A Story of Three Statues
Lee, Jackson, Trump

We are inching our way slowly to acknowledge that there is an elephant in the room. The room that I am referencing is a large room, which we call America. What became a part of that room occurred on August 20, 1619. The British colony of Jamestown, Virginia became the home of about two dozen slaves from Africa.

The beginning of slavery in America

For the next four centuries, America has never fully addressed the elephant of racism. Racism was enshrined in the Declaration of Independence in 1776. Jefferson wrote, “We hold these truths to be self-evident, that all men are created equal, that they are endowed by their Creator with certain unalienable Rights, that among these are Life, Liberty and the pursuit of Happiness.” Obviously, Jefferson meant whites were created equal.

America fought the Civil War between 1861-1865 because the Southern states wanted to continue enslaving people. While the North won the war, they lost the peace. Slavery moved to segregation, Jim Crow laws, lynchings, and a litany of discriminatory treatment of blacks.

There are more than 1500 memorials that honor the Confederacy, most of which are located in the South. Nearly half of that number are statues of Confederate soldiers. On July 10, Charlottesville, VA removed the statues of two Confederate generals: Robert E. Lee and Stonewall Jackson, from their public parks.

General Robert E. Lee

General Stonewall Jackson

Mayor Nikuyah Walker of Charlottesville said, “Taking down this statue is one small step closer to the goal of helping Charlottesville, Virginia, and America, grapple with the sin of being willing to destroy Black people for economic gain.”

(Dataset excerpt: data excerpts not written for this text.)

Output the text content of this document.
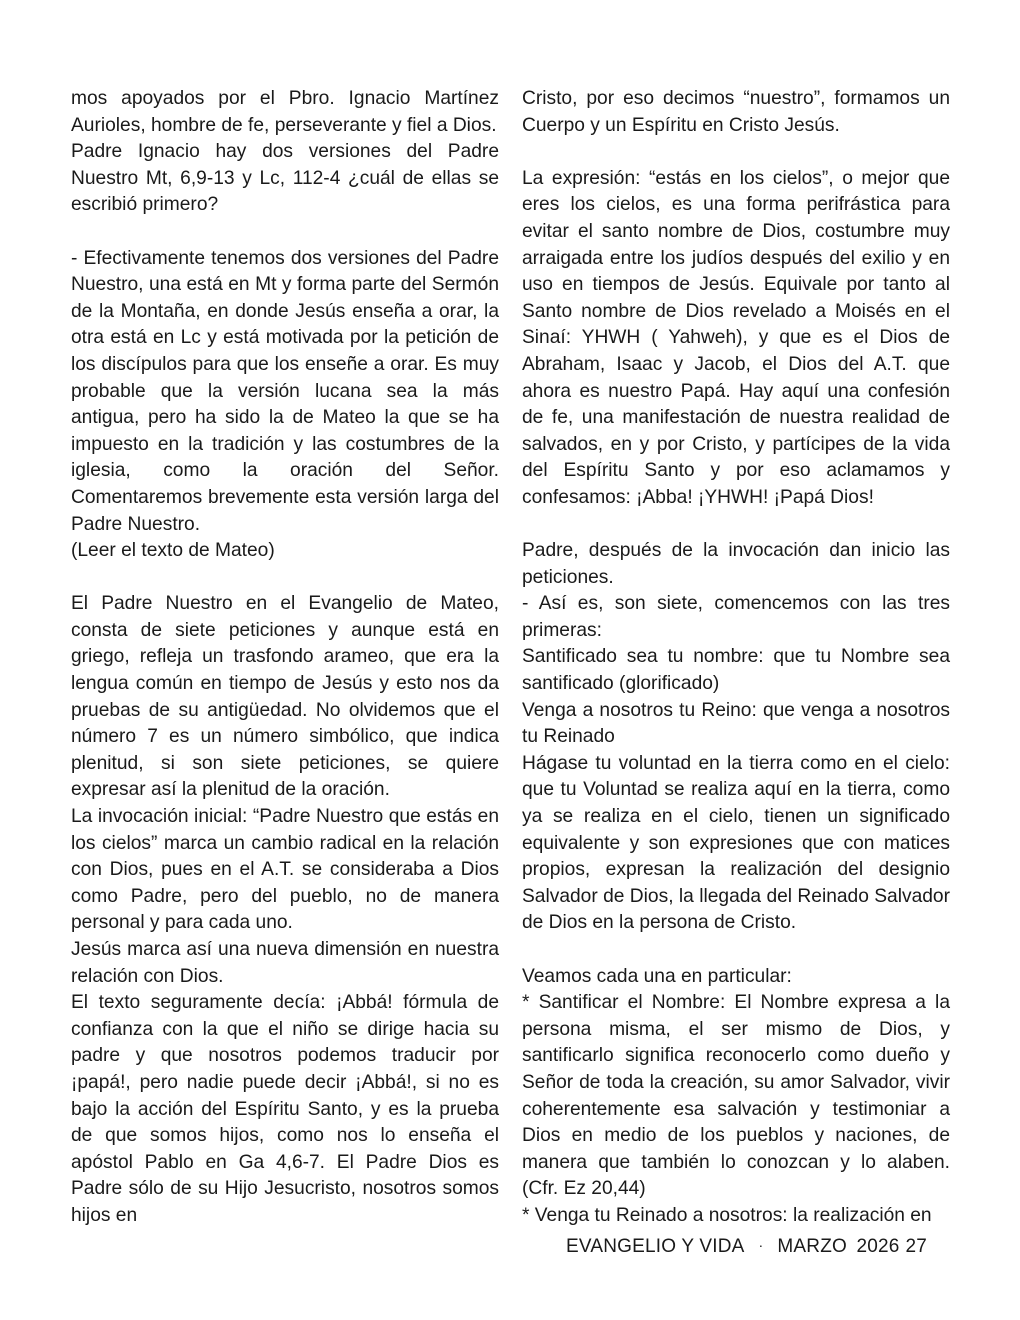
mos apoyados por el Pbro. Ignacio Martínez Aurioles, hombre de fe, perseverante y fiel a Dios.

Padre Ignacio hay dos versiones del Padre Nuestro Mt, 6,9-13 y Lc, 112-4 ¿cuál de ellas se escribió primero?

- Efectivamente tenemos dos versiones del Padre Nuestro, una está en Mt y forma parte del Sermón de la Montaña, en donde Jesús enseña a orar, la otra está en Lc y está motivada por la petición de los discípulos para que los enseñe a orar. Es muy probable que la versión lucana sea la más antigua, pero ha sido la de Mateo la que se ha impuesto en la tradición y las costumbres de la iglesia, como la oración del Señor. Comentaremos brevemente esta versión larga del Padre Nuestro.

(Leer el texto de Mateo)

El Padre Nuestro en el Evangelio de Mateo, consta de siete peticiones y aunque está en griego, refleja un trasfondo arameo, que era la lengua común en tiempo de Jesús y esto nos da pruebas de su antigüedad. No olvidemos que el número 7 es un número simbólico, que indica plenitud, si son siete peticiones, se quiere expresar así la plenitud de la oración.

La invocación inicial: “Padre Nuestro que estás en los cielos” marca un cambio radical en la relación con Dios, pues en el A.T. se consideraba a Dios como Padre, pero del pueblo, no de manera personal y para cada uno.

Jesús marca así una nueva dimensión en nuestra relación con Dios.

El texto seguramente decía: ¡Abbá! fórmula de confianza con la que el niño se dirige hacia su padre y que nosotros podemos traducir por ¡papá!, pero nadie puede decir ¡Abbá!, si no es bajo la acción del Espíritu Santo, y es la prueba de que somos hijos, como nos lo enseña el apóstol Pablo en Ga 4,6-7. El Padre Dios es Padre sólo de su Hijo Jesucristo, nosotros somos hijos en

Cristo, por eso decimos “nuestro”, formamos un Cuerpo y un Espíritu en Cristo Jesús.

La expresión: “estás en los cielos”, o mejor que eres los cielos, es una forma perifrástica para evitar el santo nombre de Dios, costumbre muy arraigada entre los judíos después del exilio y en uso en tiempos de Jesús. Equivale por tanto al Santo nombre de Dios revelado a Moisés en el Sinaí: YHWH ( Yahweh), y que es el Dios de Abraham, Isaac y Jacob, el Dios del A.T. que ahora es nuestro Papá. Hay aquí una confesión de fe, una manifestación de nuestra realidad de salvados, en y por Cristo, y partícipes de la vida del Espíritu Santo y por eso aclamamos y confesamos: ¡Abba! ¡YHWH! ¡Papá Dios!

Padre, después de la invocación dan inicio las peticiones.

- Así es, son siete, comencemos con las tres primeras:

Santificado sea tu nombre: que tu Nombre sea santificado (glorificado)

Venga a nosotros tu Reino: que venga a nosotros tu Reinado

Hágase tu voluntad en la tierra como en el cielo: que tu Voluntad se realiza aquí en la tierra, como ya se realiza en el cielo, tienen un significado equivalente y son expresiones que con matices propios, expresan la realización del designio Salvador de Dios, la llegada del Reinado Salvador de Dios en la persona de Cristo.

Veamos cada una en particular:

* Santificar el Nombre: El Nombre expresa a la persona misma, el ser mismo de Dios, y santificarlo significa reconocerlo como dueño y Señor de toda la creación, su amor Salvador, vivir coherentemente esa salvación y testimoniar a Dios en medio de los pueblos y naciones, de manera que también lo conozcan y lo alaben. (Cfr. Ez 20,44)

* Venga tu Reinado a nosotros: la realización en

EVANGELIO Y VIDA · MARZO 2026 27
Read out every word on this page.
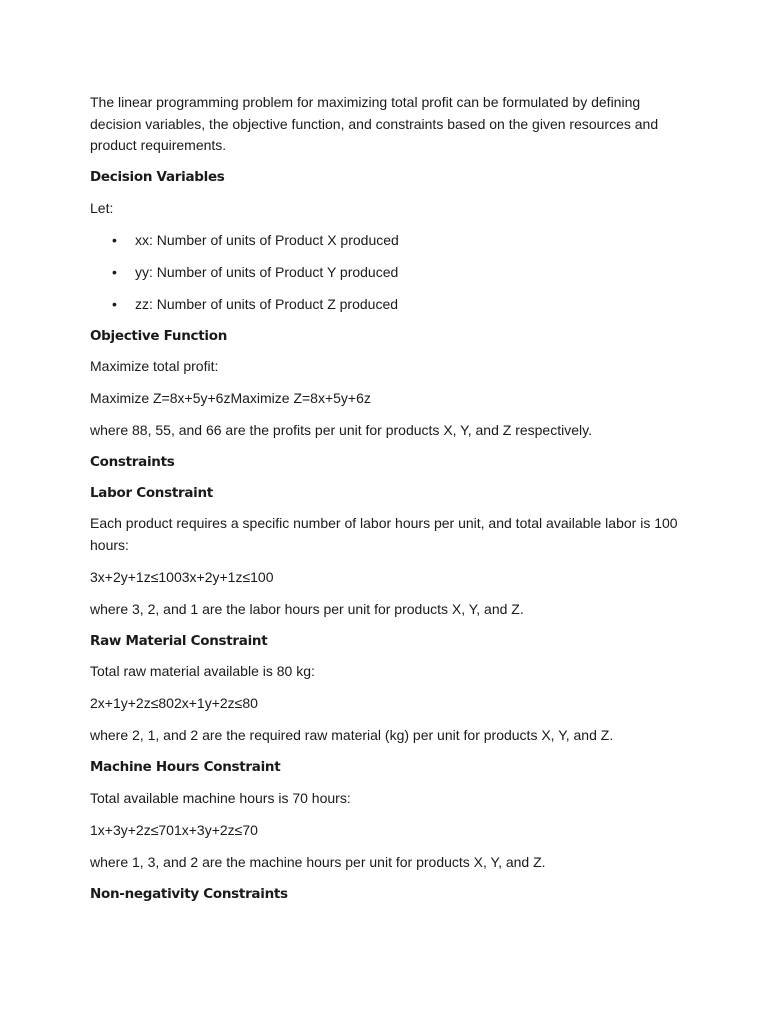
The linear programming problem for maximizing total profit can be formulated by defining decision variables, the objective function, and constraints based on the given resources and product requirements.

Decision Variables

Let:

• xx: Number of units of Product X produced
• yy: Number of units of Product Y produced
• zz: Number of units of Product Z produced
Objective Function

Maximize total profit:

Maximize Z=8x+5y+6zMaximize Z=8x+5y+6z

where 88, 55, and 66 are the profits per unit for products X, Y, and Z respectively.

Constraints
Labor Constraint

Each product requires a specific number of labor hours per unit, and total available labor is 100 hours:

3x+2y+1z≤1003x+2y+1z≤100

where 3, 2, and 1 are the labor hours per unit for products X, Y, and Z.

Raw Material Constraint

Total raw material available is 80 kg:

2x+1y+2z≤802x+1y+2z≤80

where 2, 1, and 2 are the required raw material (kg) per unit for products X, Y, and Z.

Machine Hours Constraint

Total available machine hours is 70 hours:

1x+3y+2z≤701x+3y+2z≤70

where 1, 3, and 2 are the machine hours per unit for products X, Y, and Z.

Non-negativity Constraints
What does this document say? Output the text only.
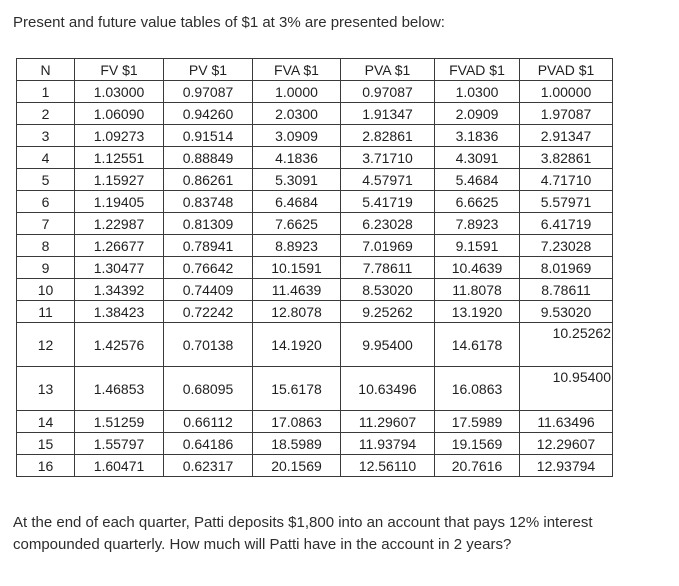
Present and future value tables of $1 at 3% are presented below:
N	FV $1	PV $1	FVA $1	PVA $1	FVAD $1	PVAD $1
1	1.03000	0.97087	1.0000	0.97087	1.0300	1.00000
2	1.06090	0.94260	2.0300	1.91347	2.0909	1.97087
3	1.09273	0.91514	3.0909	2.82861	3.1836	2.91347
4	1.12551	0.88849	4.1836	3.71710	4.3091	3.82861
5	1.15927	0.86261	5.3091	4.57971	5.4684	4.71710
6	1.19405	0.83748	6.4684	5.41719	6.6625	5.57971
7	1.22987	0.81309	7.6625	6.23028	7.8923	6.41719
8	1.26677	0.78941	8.8923	7.01969	9.1591	7.23028
9	1.30477	0.76642	10.1591	7.78611	10.4639	8.01969
10	1.34392	0.74409	11.4639	8.53020	11.8078	8.78611
11	1.38423	0.72242	12.8078	9.25262	13.1920	9.53020
12	1.42576	0.70138	14.1920	9.95400	14.6178	10.25262

13	1.46853	0.68095	15.6178	10.63496	16.0863	10.95400

14	1.51259	0.66112	17.0863	11.29607	17.5989	11.63496
15	1.55797	0.64186	18.5989	11.93794	19.1569	12.29607
16	1.60471	0.62317	20.1569	12.56110	20.7616	12.93794
At the end of each quarter, Patti deposits $1,800 into an account that pays 12% interest compounded quarterly. How much will Patti have in the account in 2 years?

Walker is correct “is one small step closer” to America addressing racism. In 400 years, we have moved incrementally to treating blacks as Americans. America touts that we live in the “land of the free and the home of the brave.” Merely saying or singing that assertion doesn’t make it so.

As I wrote this essay, I pondered why we memorialize the Confederacy because of racism. A century ago, Hitler’s Germany waged their white supremacist mindset. Nonetheless, there aren’t any statues of any of the generals of WWII like Rommel, Göring, Keitel, Himmler, or Jodl. However, we have over seven hundred statues of an earlier time of racists.

After Donald the Dumb ignominious presidency, I wonder whether he dreams about some great statue like the Colossus of Rhodes. It could be the Colossus of Mar-a-Lago.

The Colossus of Mar-a-Lago

Trump, the white supremacist-in-chief, as the balloon baby, seems more apropos.